Rolling Stone writer Anthony DeCurtis, who knew Lou Reed and interviewed him extensively, tells the provocative story of his complex and chameleonic life in Lou Reed: A Life (Little, Brown and Company, $32). With unparalleled access to dozens of Reed’s friends, family and collaborators, DeCurtis tracks Reed’s five-decade career through the accounts of those who knew him and through Reed’s most revealing testimony, his music. LOU-REED-A-BIOGRAPHY-ANTHONY-DECURTIS-FIRST-EDITION-2017-BRAND-NEW-NEVER-READWe travel deep into his defiantly subterranean world, enter the studio as the Velvet Underground record their groundbreaking work, and revel in Reed’s relationships with such legendary figures as Andy Warhol, David Bowie, and Laurie Anderson. Gritty, intimate, and unflinching, Lou Reed is an illuminating tribute to one of the most incendiary artists of our time.

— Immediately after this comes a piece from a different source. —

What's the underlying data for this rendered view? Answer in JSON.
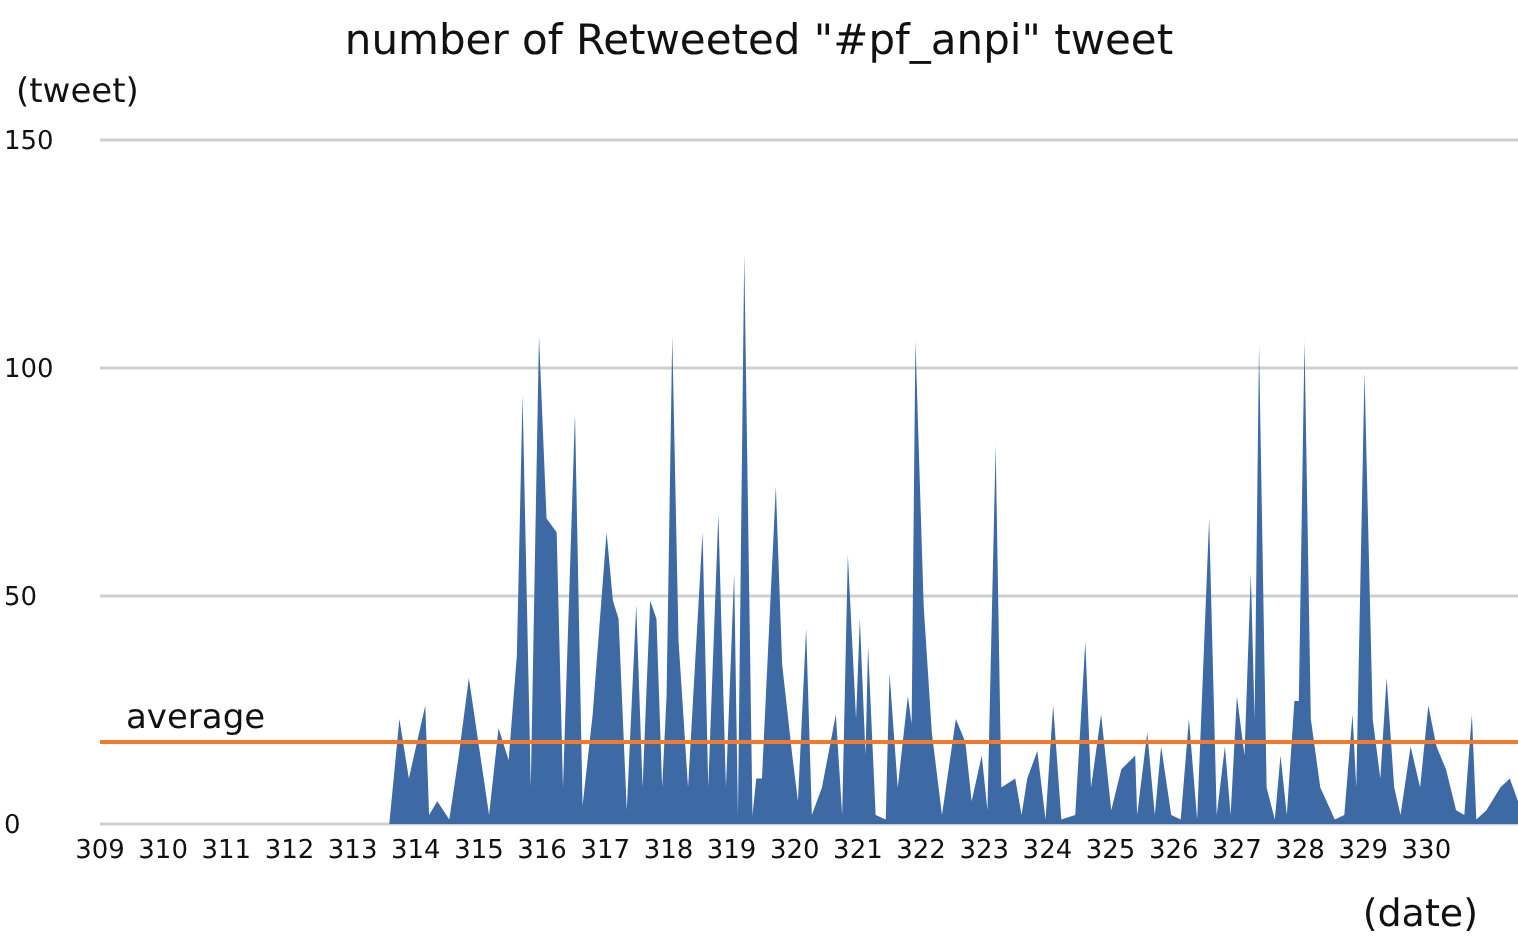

The cyclone of stories ABC News chief meteorologist Ginger Zee relates in Natural Disaster: I Cover Them. I am One. (Kingswell, $26.99) is for all the mistake makers who have learned to forgive others and themselves-even in the aftermath of man-made, or in this case Zee-made, disasters. Ginger also opens up about her lifelong battle with crippling depression, her romances that range from misguided to dangerous and her tumultuous professional path. She’s shattered the glass ceiling for women in meteorology, but admits here first, she’s the one natural disaster she couldn’t have forecast.

At a moment of crisis over our national identity, venerated journalist Dan Rather has emerged as a voice of reason and integrity, reflecting on—and writing passionately about—what it means to be an American. Now, with What Unites Us (Algonquin Books , $22.95), he reminds us of the principles upon which the United States was founded. Looking at the freedoms that define us, from the vote to the press; the values that have transformed us, from empathy to inclusion to service; the institutions that sustain us, such as public education; and the traits that helped form our young country, such as the audacity to take on daunting challenges in science and medicine, Rather brings to bear his decades of experience on the frontlines of the world’s biggest stories. As a living witness to historical change, he offers up an intimate view of history, tracing where we have been in order to help us chart a way forward and heal our bitter divisions. With a fundamental sense of hope, What Unites Us is the book to inspire conversation and listening, and to remind us all how we are, finally, one.

 

With his trademark acerbic wit, incisive humor, and infectious paranoia, Dick Gregory, one of our foremost comedians and most politically engaged civil rights activists, looks back at 100 key events from the complicated history of black America. In this collection of thoughtful, provocative essays, he charts the complex and often obscured history of the African American experience. In his unapologetically candid voice, he moves from African ancestry and surviving the Middle Passage to the creation of the Jheri Curl; the enjoyment of bacon and everything pig; the headline-making shootings of black men; and the Black Lives Matter movement. A captivating journey through time, Defining Moments in Black History explores historical movements such as The Great Migration and the Harlem Renaissance, as well as cultural touchstones such as Sidney Poitier winning the Best Actor Oscar for Lilies in the Field and Billie Holiday releasing Strange Fruit. An engaging look at black life that offers insightful commentary on the intricate history of the African American people, Defining Moments in Black History is an essential, no-holds-bar history lesson that will provoke, enlighten, and entertain.